Brasileiros invisíveis

Camilo Irineu Quartarollo

 

Dos milhares de mortos assinalados… É um tema que eu gostaria de fugir, mas não consigo, é surreal, meu Deus. Fugimos das pessoas a tossir, nos escondemos sob máscaras de polipropileno para evitar a de oxigênio, nos benzemos com álcool gel ridiculamente por medo do vírus invisível que, por ironia, torna visível o contingente de pessoas sem documentação – o governo não sabia! São 38,1 milhões de almas. Nossos brasis, onde somos vendedores de água e doces no semáforo, moradores de rua ou de longínquas favelas além morro, quilombolas, indígenas, catadores de caranguejos ou de recicláveis, fazedores de bicos e outros, que não há registro nem mesmo de que nasceram.

São tantas mortes e artigos que escrever sobre pandemia torna-se quase banal. Vejo muitos artigos sobre o assunto e abordagens dos mais diversos aspectos como os científicos, políticos, econômicos, urbanístico, laborais, das fakenews. De hora para outra somos confinados às nossas casas em home office. A casa de abrigo torna-se o lugar das trincas, dos pequenos consertos, das pinturas, da limpeza que a mulher passa a dividir com o marido que agora não pode se esquivar. As questões comezinhas vêm à tona, casais se separam, homens aprendem a cozinhar, familiares se descobrem estranhos, mas aquela flor sobre o parapeito parece nos sorrir de manhã, pois a pandemia traz a realidade do que somos, mas também do que podemos ser.

Estamos todos assustados, é certo. Oprimidos sob essa realidade pedindo clemência, somos derrotados todos os dias com milhares de mortos!

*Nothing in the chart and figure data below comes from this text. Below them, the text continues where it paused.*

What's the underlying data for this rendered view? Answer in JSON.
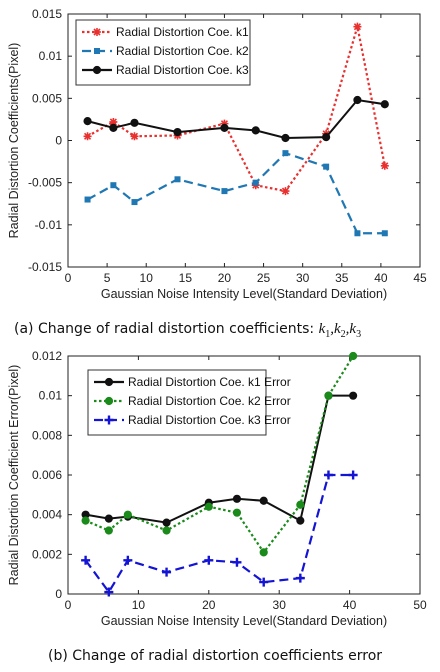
{
  "chart_data": [
    {
      "type": "line",
      "caption": "(a) Change of radial distortion coefficients:",
      "caption_math": [
        {
          "symbol": "k",
          "sub": "1",
          "sep": ","
        },
        {
          "symbol": "k",
          "sub": "2",
          "sep": ","
        },
        {
          "symbol": "k",
          "sub": "3",
          "sep": ""
        }
      ],
      "xlabel": "Gaussian Noise Intensity Level(Standard Deviation)",
      "ylabel": "Radial Distortion Coefficients(Pixel)",
      "xlim": [
        0,
        45
      ],
      "ylim": [
        -0.015,
        0.015
      ],
      "xticks": [
        0,
        5,
        10,
        15,
        20,
        25,
        30,
        35,
        40,
        45
      ],
      "xtick_labels": [
        "0",
        "5",
        "10",
        "15",
        "20",
        "25",
        "30",
        "35",
        "40",
        "45"
      ],
      "yticks": [
        -0.015,
        -0.01,
        -0.005,
        0,
        0.005,
        0.01,
        0.015
      ],
      "ytick_labels": [
        "-0.015",
        "-0.01",
        "-0.005",
        "0",
        "0.005",
        "0.01",
        "0.015"
      ],
      "grid": false,
      "legend_position": "top-left",
      "series": [
        {
          "name": "Radial Distortion Coe. k1",
          "color": "#e8312f",
          "dash": "dotted",
          "marker": "star",
          "x": [
            2.5,
            5.8,
            8.5,
            14,
            20,
            24,
            27.8,
            33,
            37,
            40.5
          ],
          "y": [
            0.0005,
            0.0022,
            0.0005,
            0.0006,
            0.002,
            -0.0053,
            -0.006,
            0.0008,
            0.0135,
            -0.003
          ]
        },
        {
          "name": "Radial Distortion Coe. k2",
          "color": "#1f77b4",
          "dash": "dashed",
          "marker": "square",
          "x": [
            2.5,
            5.8,
            8.5,
            14,
            20,
            24,
            27.8,
            33,
            37,
            40.5
          ],
          "y": [
            -0.007,
            -0.0053,
            -0.0073,
            -0.0046,
            -0.006,
            -0.005,
            -0.0015,
            -0.0031,
            -0.011,
            -0.011
          ]
        },
        {
          "name": "Radial Distortion Coe. k3",
          "color": "#111111",
          "dash": "solid",
          "marker": "circle",
          "x": [
            2.5,
            5.8,
            8.5,
            14,
            20,
            24,
            27.8,
            33,
            37,
            40.5
          ],
          "y": [
            0.0023,
            0.0015,
            0.0021,
            0.001,
            0.0015,
            0.0012,
            0.0003,
            0.0004,
            0.0048,
            0.0043
          ]
        }
      ]
    },
    {
      "type": "line",
      "caption": "(b) Change of radial distortion coefficients error",
      "xlabel": "Gaussian Noise Intensity Level(Standard Deviation)",
      "ylabel": "Radial Distortion Coefficient Error(Pixel)",
      "xlim": [
        0,
        50
      ],
      "ylim": [
        0,
        0.012
      ],
      "xticks": [
        0,
        10,
        20,
        30,
        40,
        50
      ],
      "xtick_labels": [
        "0",
        "10",
        "20",
        "30",
        "40",
        "50"
      ],
      "yticks": [
        0,
        0.002,
        0.004,
        0.006,
        0.008,
        0.01,
        0.012
      ],
      "ytick_labels": [
        "0",
        "0.002",
        "0.004",
        "0.006",
        "0.008",
        "0.01",
        "0.012"
      ],
      "grid": false,
      "legend_position": "top-left",
      "series": [
        {
          "name": "Radial Distortion Coe. k1 Error",
          "color": "#111111",
          "dash": "solid",
          "marker": "circle",
          "x": [
            2.5,
            5.8,
            8.5,
            14,
            20,
            24,
            27.8,
            33,
            37,
            40.5
          ],
          "y": [
            0.004,
            0.0038,
            0.0039,
            0.0036,
            0.0046,
            0.0048,
            0.0047,
            0.0037,
            0.01,
            0.01
          ]
        },
        {
          "name": "Radial Distortion Coe. k2 Error",
          "color": "#1a8a1a",
          "dash": "dotted",
          "marker": "circle",
          "x": [
            2.5,
            5.8,
            8.5,
            14,
            20,
            24,
            27.8,
            33,
            37,
            40.5
          ],
          "y": [
            0.0037,
            0.0032,
            0.004,
            0.0032,
            0.0044,
            0.0041,
            0.0021,
            0.0045,
            0.01,
            0.012
          ]
        },
        {
          "name": "Radial Distortion Coe. k3 Error",
          "color": "#1414d4",
          "dash": "dashed",
          "marker": "plus",
          "x": [
            2.5,
            5.8,
            8.5,
            14,
            20,
            24,
            27.8,
            33,
            37,
            40.5
          ],
          "y": [
            0.0017,
            0.0001,
            0.0017,
            0.0011,
            0.0017,
            0.0016,
            0.0006,
            0.0008,
            0.006,
            0.006
          ]
        }
      ]
    }
  ]
}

Antes morriam-se longe, agora é o vizinho, a vizinha, famílias debaixo dos nossos narizes e lá no morro agoniza o sol sob milhares de mortos diários por um único vírus.

Não dá para omitir casos tão presentes, que nos põem à prova, nos amedrontam. Aguardamos por vacinas que não nos chegam, omissão de governantes, que ao invés de prover se dão ao deboche.

Enfim, a pandemia nos faz seres humanos ridículos, temerosos, sobreviventes e dignos, somos todos invisíveis a este governo, exceto se o criticá-lo.

De tudo se vê uma grande falta de bom senso, de capacidade de compreender a vida civilizada. Ainda vivemos num mundo “encantado”, de gente que crê que o mal somente pega nos outros, que os nossos não morrem, que somos mais resistentes. “Se eu estiver bem e vacinado…” Ainda se crê que a responsabilidade é dos outros, que uma simples lei é suficiente, que um candidato de nossa simpatia vai resolver. Que a religião é a solução para tudo e que o Altíssimo vai desprezar a ciência para resolver por vias sobrenaturais aos “escolhidos estúpidos”. Infelizmente hoje, em grande parte, a religião se transformou num espetáculo medíocre de público pagante e de pouca reflexão. Ainda que a prática religiosa possa ser um potente remédio da alma, se usada sem soberba ou predestinação tola.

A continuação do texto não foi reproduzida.